August 9, 2003
PowerBook Crashes to the Floor (for the 3rd Time)
Three times now my 12" PowerBook has taken a hit falling from 2-4 feet to the floor. In each instance the PB comes up with another dent/bump/mark/warped panel, but continues to function properly. The casing has protected the laptop internals, but has definitely changed with each fall. I have noticable curves where there shouldn't be.
I guess now is a good time for some of my thoughts on this little machine. Overall the laptop has met/exceeded my expectations. A lot of what I like about it has to do with OS X, but that's for another entry. I had wanted a smaller laptop for awhile so I could work on the same machine everywhere I went, just couldn't find anything in the market that really met my needs. Had thought about the 15" PB, but it would have been bigger than I was hoping for, so bided my time until the 12" PowerBook was announced in January, 2003.
A few things I think really stand out:
1) The screen clarity and brightness are excellent. In many cases I have to dim it down to make it comfortable (working at home, on the plane etc).
2) Battery life is excellent. I can get a good 4.5 hours of work done (dimmed screen, no airport).
3) Dual video display and mirroring is wonderful. I operate in dual-display mode most of the time at work, using the laptop screen and an external 19" Viewsonic VX900. The clarity on the Viewsonic is as good as I've seen anywhere. I use the 19" display primarily for Emacs, Safari and iTerm, nothing moving fast or requiring exceptional rendering.
4) I rarely hear the fan come on, making the machine virtually silent. I keep the PowerBook on an iCurve at work, which must keep it cool enough to never need the fan. Even with it on my lap for 2 hours the fan might come on for 1 minute total.
5) L3 cache was a concern. The 12" has none. I was worried I would notice slowness and be unsatisfied with the speed. I have yet to do something where I though the speed was slower than acceptable. Again, I am primarily coding, browsing and working on remote machines.
6) The speakers are in the back of the laptop, where the screen hinges up. I think this is clever design; the screen drops down as it hinges up, making the screen in the right position to reflect the sound from the speakers out to the user.
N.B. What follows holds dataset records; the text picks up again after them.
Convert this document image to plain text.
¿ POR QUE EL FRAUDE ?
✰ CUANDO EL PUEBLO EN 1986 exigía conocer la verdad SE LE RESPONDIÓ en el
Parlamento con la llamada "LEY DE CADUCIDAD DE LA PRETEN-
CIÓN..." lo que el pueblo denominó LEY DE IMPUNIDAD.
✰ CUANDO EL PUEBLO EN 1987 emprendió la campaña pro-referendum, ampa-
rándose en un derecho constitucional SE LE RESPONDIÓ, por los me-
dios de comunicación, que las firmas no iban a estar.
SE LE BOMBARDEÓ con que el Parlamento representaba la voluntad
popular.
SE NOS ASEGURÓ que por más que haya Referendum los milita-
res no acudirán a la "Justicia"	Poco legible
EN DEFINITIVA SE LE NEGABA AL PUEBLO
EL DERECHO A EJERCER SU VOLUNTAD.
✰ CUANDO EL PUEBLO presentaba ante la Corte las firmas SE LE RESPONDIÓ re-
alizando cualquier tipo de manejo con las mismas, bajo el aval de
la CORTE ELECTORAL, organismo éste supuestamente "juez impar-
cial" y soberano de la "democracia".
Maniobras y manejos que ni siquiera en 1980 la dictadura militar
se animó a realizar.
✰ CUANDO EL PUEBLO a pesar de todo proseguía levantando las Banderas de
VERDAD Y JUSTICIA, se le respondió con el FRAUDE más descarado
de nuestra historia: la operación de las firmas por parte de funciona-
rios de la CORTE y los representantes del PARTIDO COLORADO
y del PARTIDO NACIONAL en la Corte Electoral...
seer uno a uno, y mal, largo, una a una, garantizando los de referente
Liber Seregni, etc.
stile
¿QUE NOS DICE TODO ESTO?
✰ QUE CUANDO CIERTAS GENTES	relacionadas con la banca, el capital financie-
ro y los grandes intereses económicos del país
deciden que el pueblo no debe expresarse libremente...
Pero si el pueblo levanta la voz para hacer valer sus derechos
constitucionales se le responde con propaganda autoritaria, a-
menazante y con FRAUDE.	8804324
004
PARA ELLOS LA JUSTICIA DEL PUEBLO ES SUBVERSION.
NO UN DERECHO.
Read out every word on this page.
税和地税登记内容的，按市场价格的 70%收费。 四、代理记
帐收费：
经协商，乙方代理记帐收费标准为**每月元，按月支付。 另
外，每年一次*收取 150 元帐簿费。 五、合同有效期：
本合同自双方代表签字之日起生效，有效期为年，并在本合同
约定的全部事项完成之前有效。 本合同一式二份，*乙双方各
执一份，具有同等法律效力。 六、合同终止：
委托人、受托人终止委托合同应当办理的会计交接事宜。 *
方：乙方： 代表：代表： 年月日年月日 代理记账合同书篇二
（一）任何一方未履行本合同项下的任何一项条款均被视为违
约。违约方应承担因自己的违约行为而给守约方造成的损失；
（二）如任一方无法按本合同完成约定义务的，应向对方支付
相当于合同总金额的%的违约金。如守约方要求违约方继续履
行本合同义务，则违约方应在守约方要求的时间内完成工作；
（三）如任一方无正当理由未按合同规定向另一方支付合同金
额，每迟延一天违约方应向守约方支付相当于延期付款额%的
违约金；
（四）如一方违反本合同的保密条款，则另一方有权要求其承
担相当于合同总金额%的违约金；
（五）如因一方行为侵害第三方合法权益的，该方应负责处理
Nothing like headphones or a good set of speakers, but the best idea I've seen for getting sound out of such tiny speakers.
A few things to improve:
1) The little rubber legs which keep the laptop off the desk fell off shortly after I got the laptop. Have to see if Apple has a suggestion/replacement for that.
2) I need a docking station, so far I haven't seen one.
3) It can get a little toasty when working for hours with laptop on lap. I've never had it "burn" me, but have had to move it around a bit as it became warmer than compfortable.
4) The SuperDrive works well, but inserting and ejecting CDs is not up to Apple's standard. Both on the way in and on the way out the SuperDrive jerks and makes sounds like it's eating or barfing up the media. It scared me at first, because most of Apple's mechanics are smooth and quiet. It gets the job done, but not with any grace.
Overall, after having owned this puppy for 4 months (to the day) I would make the same choice I did back then to get it. Until Apple comes up with a newer model, I'll be sticking with this.